28.1 Reasons for Acquisitions and Mergers
- Efficiency Gains:
- Eliminates duplicate departments and processes.
- Reduces costs via economies of scale.
- Market Growth:
- Expands into new geographical regions.
- Accesses new customer bases.
- Supply Chain Control:
- Owning suppliers eliminates third-party markups.
- Reduces dependence on external distributors.
- Eliminating Competition:
- Reduces market rivalry.
- Increases pricing power.
28.2 Mergers vs. Takeovers
Mergers
- Two companies mutually agree to combine.
- Shareholders of both firms receive shares in the new entity.
- Example: Disney-Pixar merger.
Takeovers (Acquisitions)
- One company buys another company.
- Can be hostile (without consent) or friendly (with agreement).
- Example: Google acquiring YouTube.
28.3 Accounting for Mergers and Acquisitions
- The acquiring company must record the fair value of assets and liabilities.
- Goodwill Calculation:
Goodwill = Purchase Price - (Assets - Liabilities) - Example:
Purchase Price = $500,000 Assets = $400,000 Liabilities = $50,000 Goodwill = 500,000 - (400,000 - 50,000) = $150,000 - Journal Entries for Acquisition:
Debit: Assets Acquired 400,000 Debit: Goodwill 150,000 Credit: Liabilities Assumed 50,000 Credit: Cash/Bank 500,000
28.4 Goodwill in Business Acquisitions
- Purchased Goodwill:
- Arises when a company pays more than the net assets of the acquired firm.
- Recorded in the financial statements as an intangible asset.
- Inherent Goodwill:
- Value derived from reputation, customer base, and brand strength.
- Not recorded in financial statements.
28.5 Purchase of a Sole Trader or Partnership by a Limited Company
- The acquiring company takes over assets and liabilities.
- Example journal entries:
Debit: Non-Current Assets 200,000 Debit: Inventory 50,000 Debit: Trade Receivables 30,000 Credit: Trade Payables 20,000 Credit: Bank (Payment) 260,000
28.6 Purchase of Assets vs.
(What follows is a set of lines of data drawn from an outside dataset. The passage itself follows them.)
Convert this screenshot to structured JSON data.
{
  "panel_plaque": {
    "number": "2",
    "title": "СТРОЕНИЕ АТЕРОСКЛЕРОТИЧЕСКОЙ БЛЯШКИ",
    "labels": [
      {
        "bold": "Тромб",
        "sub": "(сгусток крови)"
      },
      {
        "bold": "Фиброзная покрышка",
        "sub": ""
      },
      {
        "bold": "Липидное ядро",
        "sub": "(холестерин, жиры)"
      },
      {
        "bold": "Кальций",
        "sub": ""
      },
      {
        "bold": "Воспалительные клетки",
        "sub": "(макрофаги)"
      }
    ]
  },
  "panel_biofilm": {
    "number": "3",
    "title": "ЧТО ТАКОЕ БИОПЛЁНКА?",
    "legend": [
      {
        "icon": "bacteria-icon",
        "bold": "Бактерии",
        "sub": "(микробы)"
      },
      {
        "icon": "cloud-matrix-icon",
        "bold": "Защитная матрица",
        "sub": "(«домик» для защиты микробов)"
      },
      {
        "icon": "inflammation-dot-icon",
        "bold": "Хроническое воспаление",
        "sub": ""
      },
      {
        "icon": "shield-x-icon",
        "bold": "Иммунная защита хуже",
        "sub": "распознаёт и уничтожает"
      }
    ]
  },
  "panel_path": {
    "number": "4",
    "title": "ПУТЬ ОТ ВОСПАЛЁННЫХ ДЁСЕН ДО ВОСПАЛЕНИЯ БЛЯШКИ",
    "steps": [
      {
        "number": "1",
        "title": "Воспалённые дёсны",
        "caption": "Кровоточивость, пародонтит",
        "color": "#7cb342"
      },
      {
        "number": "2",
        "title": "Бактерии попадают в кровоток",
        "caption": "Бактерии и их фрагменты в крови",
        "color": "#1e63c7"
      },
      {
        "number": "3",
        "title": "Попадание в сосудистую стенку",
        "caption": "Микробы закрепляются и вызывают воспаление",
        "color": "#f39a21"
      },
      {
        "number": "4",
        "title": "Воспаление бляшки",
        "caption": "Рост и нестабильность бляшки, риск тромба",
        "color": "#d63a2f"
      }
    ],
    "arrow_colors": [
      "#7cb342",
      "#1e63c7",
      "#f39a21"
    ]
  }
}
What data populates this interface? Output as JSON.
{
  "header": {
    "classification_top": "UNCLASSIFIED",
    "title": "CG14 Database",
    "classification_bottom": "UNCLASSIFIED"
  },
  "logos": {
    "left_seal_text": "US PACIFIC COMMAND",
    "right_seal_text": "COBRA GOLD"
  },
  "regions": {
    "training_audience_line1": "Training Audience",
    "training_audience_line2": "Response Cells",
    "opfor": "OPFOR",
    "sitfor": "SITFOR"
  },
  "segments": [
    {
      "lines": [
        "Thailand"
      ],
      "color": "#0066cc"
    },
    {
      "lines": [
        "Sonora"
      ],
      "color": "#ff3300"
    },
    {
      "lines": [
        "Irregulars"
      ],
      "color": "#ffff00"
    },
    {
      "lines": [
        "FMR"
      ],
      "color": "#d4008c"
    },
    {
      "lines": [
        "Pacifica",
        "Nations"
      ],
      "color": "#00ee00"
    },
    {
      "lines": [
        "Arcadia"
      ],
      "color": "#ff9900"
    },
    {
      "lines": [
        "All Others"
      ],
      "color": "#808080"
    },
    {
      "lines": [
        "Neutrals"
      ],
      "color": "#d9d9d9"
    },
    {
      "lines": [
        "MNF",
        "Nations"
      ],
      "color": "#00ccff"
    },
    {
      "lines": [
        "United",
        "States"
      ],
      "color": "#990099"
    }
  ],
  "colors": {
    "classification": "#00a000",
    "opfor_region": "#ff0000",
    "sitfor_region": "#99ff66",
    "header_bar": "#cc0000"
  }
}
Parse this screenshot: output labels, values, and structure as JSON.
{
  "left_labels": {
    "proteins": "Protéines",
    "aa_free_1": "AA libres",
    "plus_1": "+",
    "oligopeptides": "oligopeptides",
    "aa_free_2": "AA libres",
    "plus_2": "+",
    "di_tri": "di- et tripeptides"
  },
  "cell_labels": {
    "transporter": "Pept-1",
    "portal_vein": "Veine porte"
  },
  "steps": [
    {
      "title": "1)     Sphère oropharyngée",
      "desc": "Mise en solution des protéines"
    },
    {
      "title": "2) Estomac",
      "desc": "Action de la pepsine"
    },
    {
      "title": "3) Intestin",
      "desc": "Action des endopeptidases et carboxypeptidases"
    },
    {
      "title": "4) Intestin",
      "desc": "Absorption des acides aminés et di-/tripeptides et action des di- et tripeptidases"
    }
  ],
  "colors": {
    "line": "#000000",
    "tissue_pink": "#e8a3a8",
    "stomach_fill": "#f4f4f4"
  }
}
Purchase of Business
- Buying a Business:
- Includes goodwill, assets, and liabilities.
- Buying Only Assets:
- No goodwill is paid.
- Liabilities remain with the original owner.
28.7 Financial Statements After Mergers or Acquisitions
- The newly formed company must prepare updated Statements of Financial Position.
- Example Balance Sheet for Merged Company:
Non-Current Assets: $500,000 Current Assets: $150,000 Total Assets: $650,000 Equity & Liabilities: Share Capital: $400,000 Retained Earnings: $150,000 Goodwill: $100,000 Total Equity: $650,000
28.8 Advantages and Disadvantages of Mergers and Acquisitions
Advantages:
- Increased Market Power:
- More influence over pricing and supply chains.
- Financial Strength:
- Larger businesses attract more investors and better loan terms.
- Diversification:
- Reduces reliance on a single product or market.
Disadvantages:
- Integration Issues:
- Merging different corporate cultures can cause conflict.
- High Costs:
- Acquisitions require significant financial investment.
- Job Losses:
- Redundancies due to overlapping roles.
Conclusion
- Business acquisitions and mergers are strategic moves aimed at growth, efficiency, and market dominance.
- Proper accounting treatment, goodwill valuation, and financial statement adjustments are necessary to ensure transparency.
- The success of mergers and acquisitions depends on effective integration and management.